Monday, November 06, 2000

'Challenges are great,' Anglican prelate says

By Richelle Thompson
The Cincinnati Enquirer

Archbishop of Canterbury George L. Carey and Bishop Herbert Thompson Jr. preside.
(Michael E. Keating photo)
| ZOOM |
        The stakes were high for the crowd Sunday at Xavier University's Cintas Center. Rather than cheering for a basketball victory, 10,000 Episcopalians prayed to win over hearts.

        Archbishop of Canterbury George L. Carey coached members of the Diocese of Southern Ohio to spread the good news of God. The spiritual leader of 70 million Anglicans worldwide challenged the group to quadruple local membership by 2005, a goal set by the diocese's bishop, the Right Rev. Herbert Thompson Jr.

        The future of the church pivots on the success of Christ's followers in sharing their faith, the archbishop said.

        “Our challenges are great,” he preached in the sermon. “But the potential resources are greater than that. He who commands us to go will come with us.”

        The service was a pep rally of sorts, aiming to energize and encourage members to step outside their comfort levels and become evangelists. The event coincided with the 125th anniversary of the diocese and was the first time all 83 churches had been invited to come together.

        Sonorous organ notes filled the gym-turned-sanctuary. Choirs dipped into gos pel songs and belted out traditional hymns. Kids wore “Share It and Shine” yellow foam hats.

        Instead of $2.50 hot dogs and $4.50 beers, church members ate bananas and apples and ordered orange juice or coffee.

        Under the Diet Coke and Hillshire Farm ads on the scoreboard flashed pictures of local Episcopal churches. Priests wore robes and held walkie-talkies.

        At center court was a brass and wooden baptismal font.

        As the service began, 400 people streamed onto the floor, hoisting church banners, waving streamers and bearing crosses. Archbishop Carey wore a gold robe, and Bishop Thompson carried his 6-foot bishop's staff.

        The service followed traditional Episcopal liturgy. People recited prayers together and sang hymns. They shook hands and whispered, “Peace of the Lord be with you.”

        Church members climbed the gym steps to receive Communion from more than 100 priests and deacons. Teen-agers from area churches traced the sign of the cross with anointing oil on the foreheads of followers.

        Kim Gibbons of West Chester Township brought 5-year-old daughter Meghan to the service.

        “It's important for her to see other people within the same faith come together,” Ms. Gibbons said.

        Jeffrey Beamon, 12, and Christian Staples, 9, learned of unity via the Internet. They visited a cyber cafe set up to connect church members with other Episcopal parishes throughout the world.

        Jeffrey read the history of the Anglican church. Christian searched for other churches that shared the same name as the one he attends, St. Andrew's in Evans ton.

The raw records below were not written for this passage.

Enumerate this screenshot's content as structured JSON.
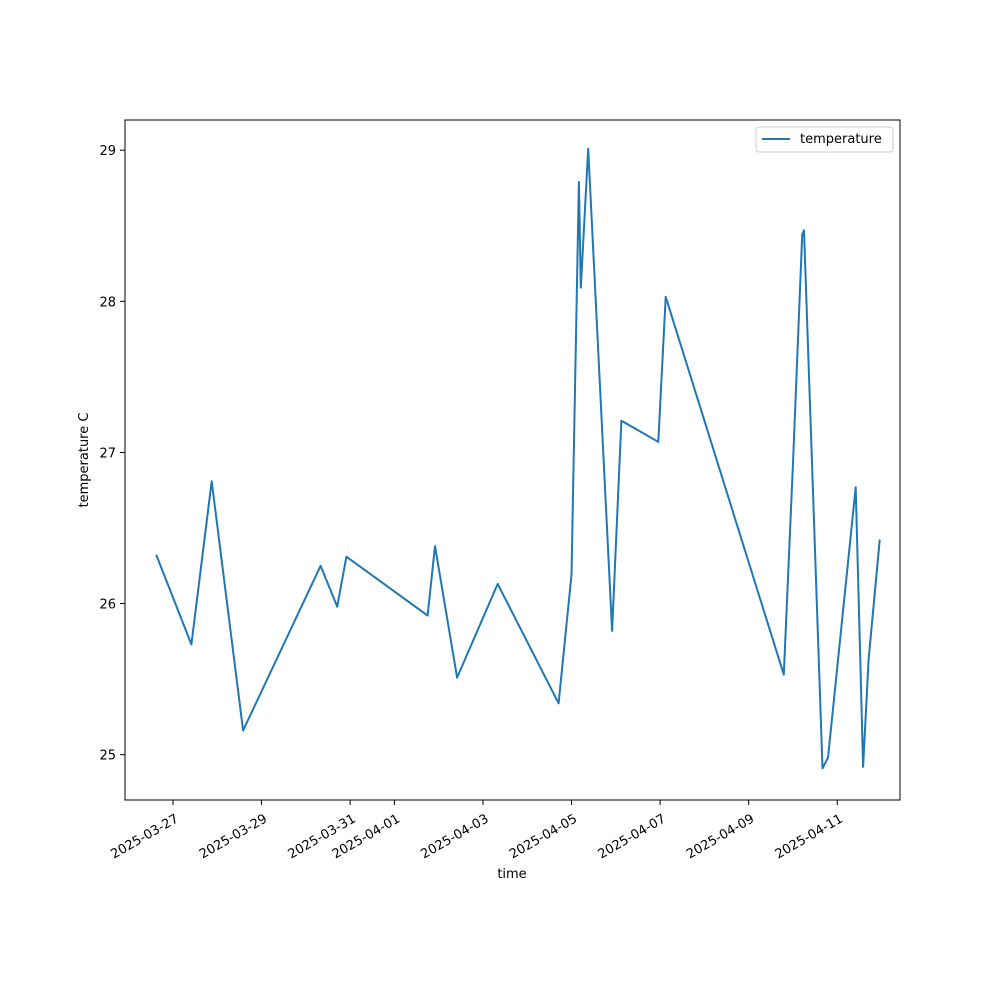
{
  "chart_data": {
    "type": "line",
    "title": "",
    "xlabel": "time",
    "ylabel": "temperature C",
    "x_is_date": true,
    "xlim": [
      "2025-03-25T22:00",
      "2025-04-12T10:00"
    ],
    "ylim": [
      24.7,
      29.2
    ],
    "x_ticks": [
      "2025-03-27",
      "2025-03-29",
      "2025-03-31",
      "2025-04-01",
      "2025-04-03",
      "2025-04-05",
      "2025-04-07",
      "2025-04-09",
      "2025-04-11"
    ],
    "y_ticks": [
      25,
      26,
      27,
      28,
      29
    ],
    "grid": false,
    "legend_position": "top-right",
    "series": [
      {
        "name": "temperature",
        "color": "#1f77b4",
        "points": [
          {
            "x": "2025-03-26T15:00",
            "y": 26.32
          },
          {
            "x": "2025-03-27T10:00",
            "y": 25.73
          },
          {
            "x": "2025-03-27T21:00",
            "y": 26.81
          },
          {
            "x": "2025-03-28T14:00",
            "y": 25.16
          },
          {
            "x": "2025-03-30T08:00",
            "y": 26.25
          },
          {
            "x": "2025-03-30T17:00",
            "y": 25.98
          },
          {
            "x": "2025-03-30T22:00",
            "y": 26.31
          },
          {
            "x": "2025-04-01T18:00",
            "y": 25.92
          },
          {
            "x": "2025-04-01T22:00",
            "y": 26.38
          },
          {
            "x": "2025-04-02T10:00",
            "y": 25.51
          },
          {
            "x": "2025-04-03T08:00",
            "y": 26.13
          },
          {
            "x": "2025-04-04T17:00",
            "y": 25.34
          },
          {
            "x": "2025-04-05T00:00",
            "y": 26.19
          },
          {
            "x": "2025-04-05T04:00",
            "y": 28.79
          },
          {
            "x": "2025-04-05T05:00",
            "y": 28.09
          },
          {
            "x": "2025-04-05T09:00",
            "y": 29.01
          },
          {
            "x": "2025-04-05T22:00",
            "y": 25.82
          },
          {
            "x": "2025-04-06T03:00",
            "y": 27.21
          },
          {
            "x": "2025-04-06T23:00",
            "y": 27.07
          },
          {
            "x": "2025-04-07T03:00",
            "y": 28.03
          },
          {
            "x": "2025-04-09T19:00",
            "y": 25.53
          },
          {
            "x": "2025-04-10T00:00",
            "y": 26.93
          },
          {
            "x": "2025-04-10T05:00",
            "y": 28.44
          },
          {
            "x": "2025-04-10T06:00",
            "y": 28.47
          },
          {
            "x": "2025-04-10T16:00",
            "y": 24.91
          },
          {
            "x": "2025-04-10T19:00",
            "y": 24.98
          },
          {
            "x": "2025-04-11T10:00",
            "y": 26.77
          },
          {
            "x": "2025-04-11T14:00",
            "y": 24.92
          },
          {
            "x": "2025-04-11T17:00",
            "y": 25.63
          },
          {
            "x": "2025-04-11T23:00",
            "y": 26.42
          }
        ]
      }
    ]
  }
}
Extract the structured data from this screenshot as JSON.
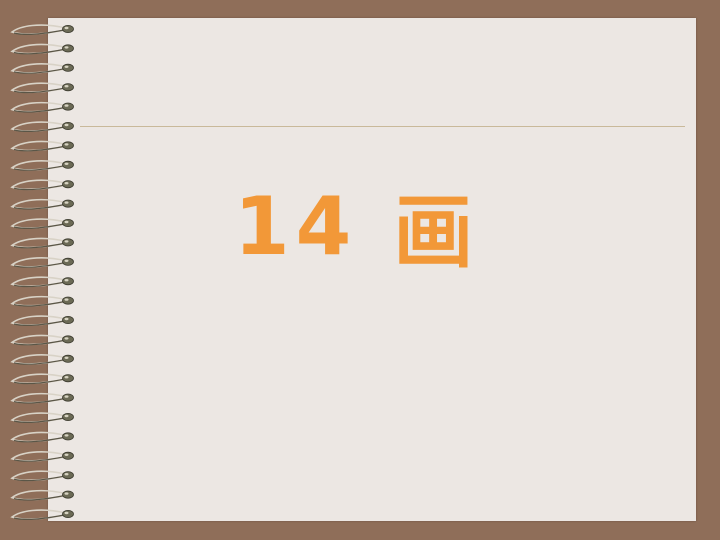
{
  "slide": {
    "number_text": "14",
    "character_text": "画"
  },
  "colors": {
    "frame": "#8f6e59",
    "paper": "#ece7e3",
    "title": "#f29838",
    "rule": "#c9b99a",
    "ring": "#6b6a55"
  },
  "icons": {
    "binding": "spiral-binding-icon"
  }
}
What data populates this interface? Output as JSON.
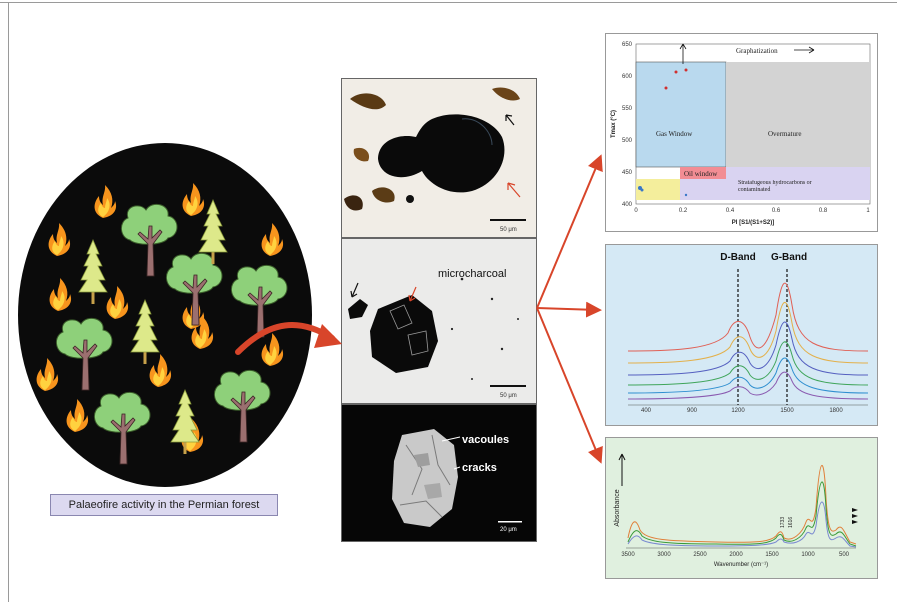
{
  "caption": "Palaeofire activity in the Permian forest",
  "micrographs": {
    "top_scale": "50 μm",
    "middle_label": "microcharcoal",
    "middle_scale": "50 μm",
    "bottom_label_1": "vacoules",
    "bottom_label_2": "cracks",
    "bottom_scale": "20 μm"
  },
  "rock_eval_plot": {
    "ylabel": "Tmax (°C)",
    "xlabel": "PI [S1/(S1+S2)]",
    "annotation_top": "Graphatization",
    "zones": [
      "Gas Window",
      "Overmature",
      "Oil window",
      "Stratafugeous hydrocarbons or contaminated"
    ],
    "yticks": [
      "650",
      "600",
      "550",
      "500",
      "450",
      "400"
    ],
    "xticks": [
      "0",
      "0.2",
      "0.4",
      "0.6",
      "0.8",
      "1"
    ]
  },
  "raman_plot": {
    "band_labels": [
      "D-Band",
      "G-Band"
    ],
    "xticks": [
      "400",
      "900",
      "1200",
      "1500",
      "1800"
    ]
  },
  "ftir_plot": {
    "ylabel": "Absorbance",
    "xlabel": "Wavenumber (cm⁻¹)",
    "xticks": [
      "3500",
      "3000",
      "2500",
      "2000",
      "1500",
      "1000",
      "500"
    ],
    "peak_labels": [
      "1733",
      "1616"
    ]
  },
  "colors": {
    "forest_bg": "#0b0b0b",
    "arrow": "#d8452a",
    "gas_window": "#b9d9ee",
    "overmature": "#d3d3d3",
    "oil_window": "#f28d94",
    "stratafugeous": "#d9d3f1",
    "immature": "#f4ee9c",
    "raman_bg": "#d5e9f5",
    "ftir_bg": "#e0f0df"
  }
}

        He found one, in Framingham, Mass.

        “I don't even know where that is,” Christian said.

        And then he began reading about his spiritual brothers and sisters from another state.

        Sister Rachel Margaret had never met the Archbishop of Canterbury before this weekend. His presence at the service “makes me aware of being a part of the whole church, the whole world communion,” said the 15-year member of the Episcopal order Community of the Transfiguration in Glendale.

        Growing the diocese from 27,000 to 100,000 in four years is an ambitious plan, she conceded.

        “But all things are possible with God,” she said. “That's what the church is about, bringing the word of the Gospel to the world.”